Bahkan, kata Agus, ada TPS yang DPT-nya memiliki 200 orang dengan tanggal lahir sama.

Selain itu, kata Agus, pihaknya juga menemukan ada 1 juta DPT yang tidak memiliki Kartu Keluarga (KK), padahal setelah dicek ke Dukcapil, mereka memiliki KK dan NIK.

 

3. Sebut Temukan 17,5 Juta DPT Invalid

4 Saksi Fakta dari Jawa Tengah Bersaksi di Sidang Sengketa Pilpres
Majelis hakim mendengarkan keterangan saksi fakta Pemohon dalam dalam sidang sengketa Pilpres 2019 di MK, Jakarta, Rabu (19/6/2019). Keempat saksi memberi kesaksian terkait sengketa Pilpres 2019 untuk wilayah Jawa Tengah. (merdeka.com/Iqbal Nugroho)

Agus Maksum, saksi pertama yang dihadirkan Tim Hukum Prabowo-Sandiaga, membuka kesaksian di hadapan hakim majelis hakim Mahkamah Konstitusi (MK), dengan persoalan 17,5 juta data pemilih yang diyakininya invalid.

Angka tersebut bersumber pada beberapa hal, seperti jumlah daftar pemilih tetap (DPT), nomor NIK penduduk, angka kelahiran yang janggal, dan kartu keluarga (KK) yang disebutnya manipulatif.

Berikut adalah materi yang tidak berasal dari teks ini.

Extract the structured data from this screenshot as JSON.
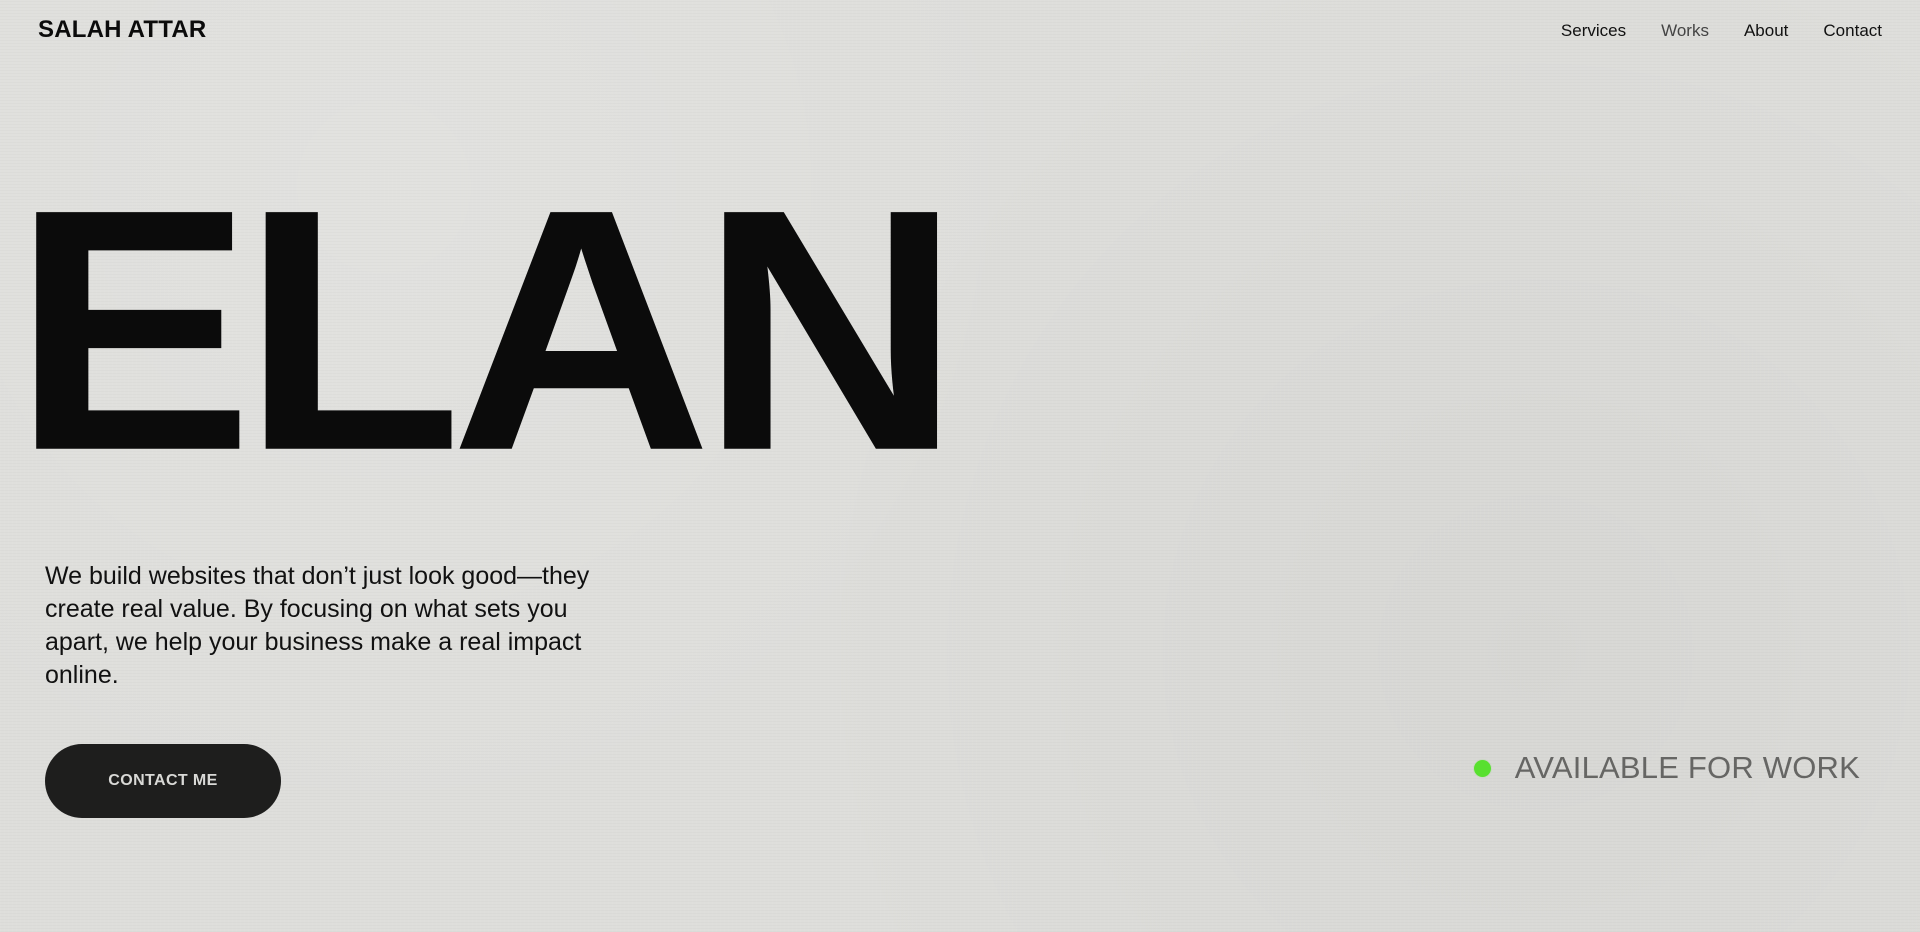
{
  "header": {
    "brand": "SALAH ATTAR",
    "nav": [
      {
        "label": "Services"
      },
      {
        "label": "Works"
      },
      {
        "label": "About"
      },
      {
        "label": "Contact"
      }
    ]
  },
  "hero": {
    "title": "ELAN",
    "description": "We build websites that don’t just look good—they create real value. By focusing on what sets you apart, we help your business make a real impact online.",
    "cta_label": "CONTACT ME"
  },
  "availability": {
    "label": "AVAILABLE FOR WORK",
    "status_color": "#58e02f"
  },
  "colors": {
    "background": "#dededb",
    "text": "#0b0b0b",
    "button": "#1e1e1d",
    "button_text": "#d9d9d6",
    "muted_text": "#666664"
  }
}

"Jumlahnya yang khusus pada 17,5 juta ini invalid di 5 provinsi ditemukan lebih dari sejuta, tapi KPU menyampaikan data 17,5 juta itu data valid," kata Agus.

Padahal menurut Agus, sesuai konsultasi yang dilakukan bersama dinas kependudukan sipil, temuan Agus tersebut mendapat penegasan bahwa seharusnya temuan tersebut ditolak dalam sistem yang masuk ke dalam daftar pemilih.

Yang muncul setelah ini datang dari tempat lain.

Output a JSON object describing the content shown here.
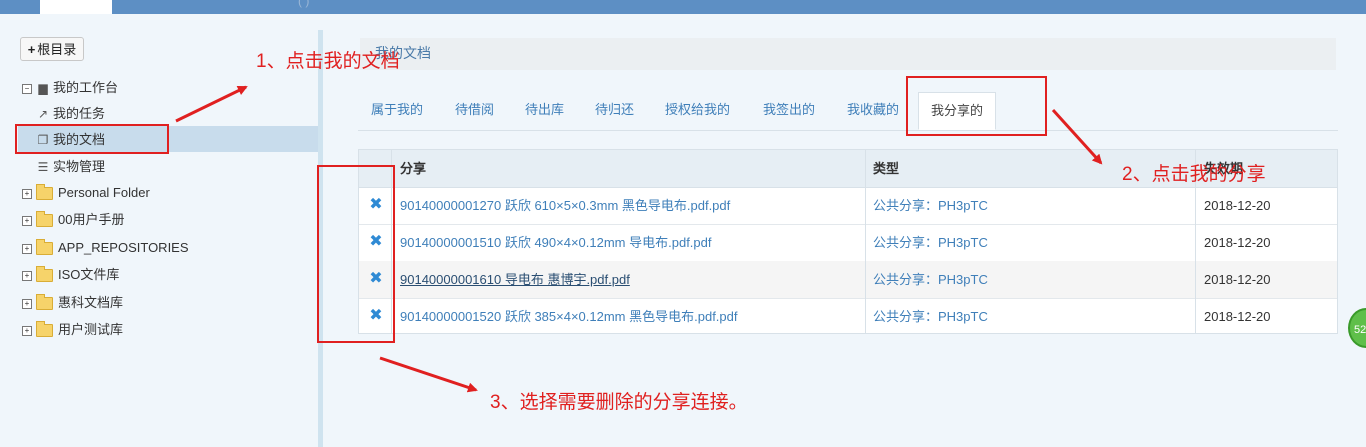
{
  "topbar": {
    "faint_text": "(   )"
  },
  "sidebar": {
    "root_button": "根目录",
    "workbench": "我的工作台",
    "items": [
      {
        "label": "我的任务",
        "icon": "external-link-icon"
      },
      {
        "label": "我的文档",
        "icon": "copy-icon"
      },
      {
        "label": "实物管理",
        "icon": "list-icon"
      }
    ],
    "folders": [
      "Personal Folder",
      "00用户手册",
      "APP_REPOSITORIES",
      "ISO文件库",
      "惠科文档库",
      "用户测试库"
    ]
  },
  "breadcrumb": "我的文档",
  "tabs": [
    "属于我的",
    "待借阅",
    "待出库",
    "待归还",
    "授权给我的",
    "我签出的",
    "我收藏的",
    "我分享的"
  ],
  "active_tab": "我分享的",
  "table": {
    "headers": {
      "share": "分享",
      "type": "类型",
      "date": "失效期"
    },
    "rows": [
      {
        "name": "90140000001270 跃欣 610×5×0.3mm 黑色导电布.pdf.pdf",
        "type": "公共分享：PH3pTC",
        "date": "2018-12-20"
      },
      {
        "name": "90140000001510 跃欣 490×4×0.12mm 导电布.pdf.pdf",
        "type": "公共分享：PH3pTC",
        "date": "2018-12-20"
      },
      {
        "name": "90140000001610 导电布 惠博宇.pdf.pdf",
        "type": "公共分享：PH3pTC",
        "date": "2018-12-20"
      },
      {
        "name": "90140000001520 跃欣 385×4×0.12mm 黑色导电布.pdf.pdf",
        "type": "公共分享：PH3pTC",
        "date": "2018-12-20"
      }
    ]
  },
  "annotations": {
    "step1": "1、点击我的文档",
    "step2": "2、点击我的分享",
    "step3": "3、选择需要删除的分享连接。",
    "color": "#e02020"
  },
  "badge": "52"
}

"Jadi DPT ini terus berubah-ubah, harusnya 17 Maret sudah ditetapkan tapi tak jelas, KPU hanya mengoreksi via discalimer saja," klaim keterangan saksi.

Selain itu, menurut saksi Prabowo itu, dalam DPT 17,5 juta itu juga terdapat pemilih yang ternyata di bawah umur dan berusia lebih lanjut. Namun menurut Agus, KPU hanya memberikan penjelasan salah input.

"Jadi penjelasannya KPU setelah kami mengecek, KPU merevisi hal itu salah input data," jelas Agus.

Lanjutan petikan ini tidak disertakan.